Le moins qu'on attende d'un film situé dans le milieu de la couture Parisienne, c'est qu'il soit élégant... Et heureusement, on est servi. Situé dans un monde cohérent, entre les salles de couture et les salons publics, entre restaurants et boîtes de nuits, le film e se noie jamais dans l'anecdotique et nous propose un mélodrame basé sur un triangle amoureux, caché derrière une comédie de moeurs enlevée et même parfois dynamique, le tout en 80 minutes...
Dans une maison de couture réputée, trois amis travaillent: Mady (Suzy Pierson) y est première couturière, Thérèse (Andrée Lafayette) modèle, la plus sollicitée de tous les mannequins, et Laurent (Malcolm Tod) est pour sa part dessinateur. Ils sont inséparables, d'ailleurs leurs appartements sont situés les uns à côté des autres, et leurs soirées sont communes. Mais Mady et Thérèse sont toutes les deux amoureuses de Laurent, qui lui n'a d'yeux que... pour l'une d'entre elles. A la faveur de l'arrivée à la maison de couture d'un riche collectionneur d'aventures (Léon Mathot), qui ne cache pas son envie de connaître mieux Thérèse, les choses vont se précipiter...
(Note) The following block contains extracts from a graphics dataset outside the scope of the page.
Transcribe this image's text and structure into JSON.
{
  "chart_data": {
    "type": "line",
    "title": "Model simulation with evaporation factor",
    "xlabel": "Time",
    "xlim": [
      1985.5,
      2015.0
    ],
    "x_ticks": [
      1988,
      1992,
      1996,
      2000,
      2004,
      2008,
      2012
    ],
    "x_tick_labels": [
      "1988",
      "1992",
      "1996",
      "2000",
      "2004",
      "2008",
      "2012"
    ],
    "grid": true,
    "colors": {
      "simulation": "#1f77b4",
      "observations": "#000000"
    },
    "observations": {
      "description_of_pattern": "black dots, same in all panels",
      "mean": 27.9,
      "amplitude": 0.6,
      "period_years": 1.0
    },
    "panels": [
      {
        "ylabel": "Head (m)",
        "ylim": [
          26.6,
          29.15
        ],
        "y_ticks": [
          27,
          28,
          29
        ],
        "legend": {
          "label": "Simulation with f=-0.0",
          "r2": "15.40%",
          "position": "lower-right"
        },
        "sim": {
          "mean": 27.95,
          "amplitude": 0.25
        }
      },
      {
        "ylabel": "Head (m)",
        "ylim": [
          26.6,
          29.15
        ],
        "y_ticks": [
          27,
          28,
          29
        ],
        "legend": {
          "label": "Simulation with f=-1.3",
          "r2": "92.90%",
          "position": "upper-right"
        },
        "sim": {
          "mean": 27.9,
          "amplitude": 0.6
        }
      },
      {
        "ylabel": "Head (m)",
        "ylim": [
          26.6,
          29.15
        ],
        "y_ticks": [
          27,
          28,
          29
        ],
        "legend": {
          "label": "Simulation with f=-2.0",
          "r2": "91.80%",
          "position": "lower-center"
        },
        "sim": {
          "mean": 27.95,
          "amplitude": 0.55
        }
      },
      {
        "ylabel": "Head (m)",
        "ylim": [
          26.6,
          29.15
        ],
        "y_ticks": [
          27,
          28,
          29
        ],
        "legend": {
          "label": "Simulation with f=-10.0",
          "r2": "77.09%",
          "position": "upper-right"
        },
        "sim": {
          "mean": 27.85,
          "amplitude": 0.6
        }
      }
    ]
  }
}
Un personnage en plus, on aurait presque pu dire en trop, mais il n'en est rien, vient se greffer sur cette intrigue: Bartlett, un Américain qui est l'homme de confiance d'un couturier de New York, est interprété par Armand Bernard, le grand acteur de théâtre que Diamant-Berger avait débauché pour interpréter Planchet dans sa version des Trois mousquetaires. Ici, il continue à jouer un rôle comique, mais il réussit une prouesse: tout en étant un faire-valoir, un imbécile de première, même, il réussit à être important... Et le timing impeccable de Bernard, qui cette fois n'a pas seulement à se prendre des coups de pied au derrière comme dans le feuilleton sus-mentionné, fait merveille. Et donne du même coup une dimension de comédie au film, qui oscille constamment entre mélodrame et bulles pétillantes.
Diamant-Berger fait ici deux choses particulièrement bien: d'une part, il filme dans Paris, pour de vrai, et offre une alternative intéressante à ses nombreuses scènes tournées en studio. Ensuite, il fait une grande confiance à ses acteurs, principalement les cinq premiers, qui font une grande partie du travail dans des gros plans très étudiés: le découpage et le montage de ce film sont particulièrement intéressants... Et Diamant-Berger est même très en verve, à sa façon: il installe très bien ses ambiances nocturnes, situe avec efficacité l'ambiance d'une boîte de nuit, et ne perd jamais ses personnages dans ses décors; il utilise à bon escient la profondeur de champ: son final est situé dans une pièce qui est une antichambre d'une maison de couture où une fête bat son plein, pendant qu'au premier plan le drame arrive à son paroxysme.
Bref, ce Rue de la Paix est le film qui prouve que le très estimable Henri Diamant-Berger, producteur heureux, affabulateur fripon (il affirme dans ses mémoires avoir inventé la bande-annonce, pourquoi pas? il ajoute avoir défini le rôle de la script-girl, et surtout il prétend avoir été le premier à faire des essais en Technicolor en 1925, ce qui trois ans après la sortie de The toll of the sea est un splendide mensonge, digne du reste de ceux que proféraient d'autres cinéastes: Ford, Hawks, Walsh ou Capra en étaient coutumiers) était aussi un cinéaste. Ben oui!